At the first blow he cried to his family, who were all gathered at the foot of the tree, his wife with the babe in her arms,—
"It's going to cut; I know it is."
Leaving the keen instrument buried in the wood, he pulled off his outer garments. The blows now fell thick and heavy.
"Cuts like a razor. Throws the chips well. Never saw an axe work easier in the wood," broke from him at intervals, while the children clapped their hands and capered around the tree till it came crashing to the ground.
The hemlock was scrubby, and one of the lower limbs was dead. Richardson struck the axe into it with all his might; but when he pulled it out, there was a piece of steel out of the middle of the bitt as large as a half-dollar.
Greatly to the surprise of his wife, he manifested no symptoms of discouragement at this disappointment in the moment of victory; he merely said, as with one foot on the butt of the tree, he looked at the shining and crystalline surface of the fracture,—
"Well, I've found out the temper that will shave the wood. I must now find out the highest temper that will stand hemlock knots."

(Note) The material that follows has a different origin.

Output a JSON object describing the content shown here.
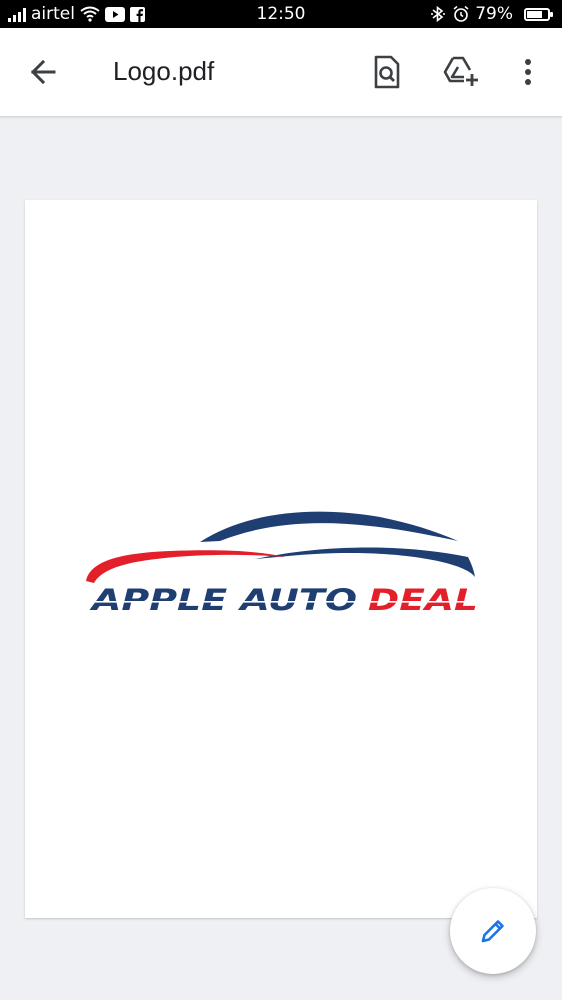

The next thing Richardson did was to try with a file his saw and a draw-shave that cut well. He found they bore no comparison in hardness with the axe he had just broken, yet they were both wood tools, and good ones. He then tried a chopping axe made by Drew. It was softer still, but it cut well and stood hemlock, fir, and spruce knots. He now understood that tools for wood, especially where blows were given, did not admit of a very high temper.
"I wish," he said, "I did know how it is that blacksmiths tell when steel cools down to a right temper. How I wish I had asked Tom Breslaw!" He sat down on the butt of the tree to reflect. Clem seated himself by his side, while Robert, standing on the tree, wiped the drops of sweat from his father's brow.